Armenia and Azerbaijan on Tuesday reported large-scale border clashes that left Azerbaijani troops dead in the latest flare-up between the arch foes.
"We expect that an agreement reached as a result of Russian mediation on a ceasefire from 9:00 am Moscow time (0600 GMT) on September 13 this year will be carried out in full," the foreign ministry in Moscow said in a statement, adding that it was "extremely concerned" by the uptick in fighting.
"Azerbaijani forces continue using artillery, trench mortars, and drones... striking military and civilian infrastructure. The enemy is trying to advance (into Armenian territory)," the defence ministry in Yerevan said, after overnight border clashes left troops dead on both sides.
There have been frequent reports of shootouts along their shared border since the end of the 2020 war between Yerevan and Baku over the contested Nagorno-Karabakh region.
"At 00:05 am (2005 GMT) on Tuesday, Azerbaijan launched intensive shelling, with artillery and large-calibre firearms, against Armenian military positions in the direction of the cities of Goris, Sotk, and Jermuk," Armenia's defence ministry said.
In a statement, it said Azerbaijan had also used drones.
But Azerbaijan's defence ministry accused Armenia of "large-scale subversive acts" near the districts of Dashkesan, Kelbajar and Lachin on the border, adding that its army positions "came under fire, including from trench mortars".
"There are losses among (Azerbaijani) servicemen," it said, without giving figures.
The United States called for an end to the conflict Monday night, with Secretary of State Antony Blinken saying the US is "deeply concerned" over the situation, including "reported strikes against settlements and civilian infrastructure" in Armenia.
"As we have long made clear, there can be no military solution to the conflict," Blinken said in a statement. "We urge an end to any military hostilities immediately."
Last week, Armenia accused Azerbaijan of killing one of its soldiers in a border shootout.

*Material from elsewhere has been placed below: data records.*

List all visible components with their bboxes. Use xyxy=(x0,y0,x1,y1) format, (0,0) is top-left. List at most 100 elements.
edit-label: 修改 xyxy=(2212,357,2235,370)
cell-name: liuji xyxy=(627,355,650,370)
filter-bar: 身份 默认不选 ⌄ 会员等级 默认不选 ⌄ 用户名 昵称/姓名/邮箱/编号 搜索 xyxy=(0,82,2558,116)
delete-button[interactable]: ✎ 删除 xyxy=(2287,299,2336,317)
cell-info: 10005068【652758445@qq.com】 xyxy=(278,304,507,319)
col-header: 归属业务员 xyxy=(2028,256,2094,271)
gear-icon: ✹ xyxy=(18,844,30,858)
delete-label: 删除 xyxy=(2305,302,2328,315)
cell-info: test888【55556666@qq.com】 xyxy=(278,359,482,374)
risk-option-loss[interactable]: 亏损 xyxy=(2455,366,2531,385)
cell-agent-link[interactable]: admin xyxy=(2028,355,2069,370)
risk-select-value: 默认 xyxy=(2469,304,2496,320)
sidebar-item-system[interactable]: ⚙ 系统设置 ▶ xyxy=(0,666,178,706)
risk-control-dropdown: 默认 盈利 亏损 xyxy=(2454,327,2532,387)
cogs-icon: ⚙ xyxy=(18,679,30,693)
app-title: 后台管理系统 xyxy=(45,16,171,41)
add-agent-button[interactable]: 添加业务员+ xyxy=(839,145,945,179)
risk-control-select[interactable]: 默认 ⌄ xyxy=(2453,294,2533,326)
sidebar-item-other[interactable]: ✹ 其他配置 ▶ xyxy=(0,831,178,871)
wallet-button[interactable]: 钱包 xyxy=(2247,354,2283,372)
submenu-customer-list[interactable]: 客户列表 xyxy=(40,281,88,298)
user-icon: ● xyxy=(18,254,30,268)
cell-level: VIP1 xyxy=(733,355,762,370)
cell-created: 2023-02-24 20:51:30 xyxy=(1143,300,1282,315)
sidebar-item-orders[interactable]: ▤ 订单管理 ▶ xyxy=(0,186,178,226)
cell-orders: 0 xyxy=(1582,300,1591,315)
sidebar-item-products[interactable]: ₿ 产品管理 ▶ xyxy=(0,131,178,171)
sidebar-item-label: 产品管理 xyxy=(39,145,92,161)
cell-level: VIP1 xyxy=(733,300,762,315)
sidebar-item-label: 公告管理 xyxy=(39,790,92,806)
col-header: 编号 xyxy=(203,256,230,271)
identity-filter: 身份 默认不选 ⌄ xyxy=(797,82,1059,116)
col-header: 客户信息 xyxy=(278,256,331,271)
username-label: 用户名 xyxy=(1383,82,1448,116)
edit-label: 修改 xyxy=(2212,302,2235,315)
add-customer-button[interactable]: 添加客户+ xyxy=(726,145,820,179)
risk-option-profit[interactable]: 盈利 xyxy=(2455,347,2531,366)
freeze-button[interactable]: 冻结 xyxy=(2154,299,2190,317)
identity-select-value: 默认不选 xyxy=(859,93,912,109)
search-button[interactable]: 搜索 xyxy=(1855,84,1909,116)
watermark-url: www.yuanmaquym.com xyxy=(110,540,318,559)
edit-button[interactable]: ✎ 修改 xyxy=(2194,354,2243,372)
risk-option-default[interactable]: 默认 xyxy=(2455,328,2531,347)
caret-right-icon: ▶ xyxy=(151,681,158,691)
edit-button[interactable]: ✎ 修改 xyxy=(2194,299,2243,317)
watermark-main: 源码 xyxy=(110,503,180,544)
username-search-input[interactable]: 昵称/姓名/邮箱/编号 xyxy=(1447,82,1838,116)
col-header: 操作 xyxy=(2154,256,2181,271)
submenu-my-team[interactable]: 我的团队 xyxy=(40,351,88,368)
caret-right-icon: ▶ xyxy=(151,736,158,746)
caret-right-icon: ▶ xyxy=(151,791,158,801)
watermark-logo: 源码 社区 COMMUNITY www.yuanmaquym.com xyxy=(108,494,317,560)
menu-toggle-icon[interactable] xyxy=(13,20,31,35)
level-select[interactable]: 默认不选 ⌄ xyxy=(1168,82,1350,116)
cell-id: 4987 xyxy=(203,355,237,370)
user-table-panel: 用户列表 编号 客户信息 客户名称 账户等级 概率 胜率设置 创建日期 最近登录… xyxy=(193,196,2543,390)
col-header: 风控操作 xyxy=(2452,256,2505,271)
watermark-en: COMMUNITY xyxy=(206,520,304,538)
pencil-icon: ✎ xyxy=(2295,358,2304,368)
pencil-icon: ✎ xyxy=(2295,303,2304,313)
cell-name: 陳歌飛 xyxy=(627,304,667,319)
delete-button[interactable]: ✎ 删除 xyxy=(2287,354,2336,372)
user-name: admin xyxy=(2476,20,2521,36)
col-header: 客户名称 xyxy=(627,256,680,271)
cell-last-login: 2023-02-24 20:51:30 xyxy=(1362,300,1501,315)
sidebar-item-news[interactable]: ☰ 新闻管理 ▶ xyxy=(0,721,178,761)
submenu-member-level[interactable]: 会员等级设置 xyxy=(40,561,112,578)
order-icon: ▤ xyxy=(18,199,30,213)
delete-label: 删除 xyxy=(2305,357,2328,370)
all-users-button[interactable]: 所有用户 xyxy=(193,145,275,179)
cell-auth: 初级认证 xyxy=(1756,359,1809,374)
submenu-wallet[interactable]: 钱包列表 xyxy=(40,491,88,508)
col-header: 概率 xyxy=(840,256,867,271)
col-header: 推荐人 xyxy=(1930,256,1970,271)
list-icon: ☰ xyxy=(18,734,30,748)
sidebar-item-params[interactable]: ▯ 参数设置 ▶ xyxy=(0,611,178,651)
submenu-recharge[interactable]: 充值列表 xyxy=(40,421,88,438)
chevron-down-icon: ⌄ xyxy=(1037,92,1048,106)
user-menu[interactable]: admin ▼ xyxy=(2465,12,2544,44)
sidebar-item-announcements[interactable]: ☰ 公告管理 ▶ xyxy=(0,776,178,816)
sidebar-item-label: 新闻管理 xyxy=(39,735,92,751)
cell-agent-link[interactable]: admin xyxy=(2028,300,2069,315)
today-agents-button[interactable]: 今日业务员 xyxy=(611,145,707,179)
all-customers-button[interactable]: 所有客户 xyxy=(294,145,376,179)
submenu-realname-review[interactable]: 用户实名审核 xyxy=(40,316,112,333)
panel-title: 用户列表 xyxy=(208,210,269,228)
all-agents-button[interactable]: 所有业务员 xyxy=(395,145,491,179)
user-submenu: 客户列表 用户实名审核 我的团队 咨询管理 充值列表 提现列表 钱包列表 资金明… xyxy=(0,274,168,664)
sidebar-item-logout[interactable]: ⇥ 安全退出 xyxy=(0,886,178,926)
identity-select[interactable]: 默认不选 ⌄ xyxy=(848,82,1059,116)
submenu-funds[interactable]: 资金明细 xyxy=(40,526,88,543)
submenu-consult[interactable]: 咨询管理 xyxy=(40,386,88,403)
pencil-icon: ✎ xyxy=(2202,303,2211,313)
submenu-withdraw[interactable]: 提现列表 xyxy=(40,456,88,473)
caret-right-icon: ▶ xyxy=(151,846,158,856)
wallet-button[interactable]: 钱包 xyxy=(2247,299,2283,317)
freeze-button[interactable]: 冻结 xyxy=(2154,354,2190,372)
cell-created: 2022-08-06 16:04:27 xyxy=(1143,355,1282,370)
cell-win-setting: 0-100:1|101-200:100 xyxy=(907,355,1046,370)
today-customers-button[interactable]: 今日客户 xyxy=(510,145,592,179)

In August, Azerbaijan said it had lost a soldier and the Karabakh army said two of its troops had been killed and more than a dozen injured.
The neighbours fought two wars -- in the 1990s and in 2020 -- over the Nagorno-Karabakh region, Azerbaijan's Armenian-populated enclave.
Six weeks of fighting in the autumn of 2020 claimed more than 6,500 lives and ended with a Russian-brokered ceasefire.
Under the deal, Armenia ceded swathes of territory it had controlled for decades and Moscow deployed about 2,000 Russian peacekeepers to oversee the fragile truce.
During EU-mediated talks in Brussels in May and April, Azerbaijani President Ilham Aliyev and Armenian Prime Minister Nikol Pashinyan agreed to "advance discussions" on a future peace treaty.
Ethnic Armenian separatists in Nagorno-Karabakh broke away from Azerbaijan when the Soviet Union collapsed in 1991. The ensuing conflict claimed around 30,000 lives.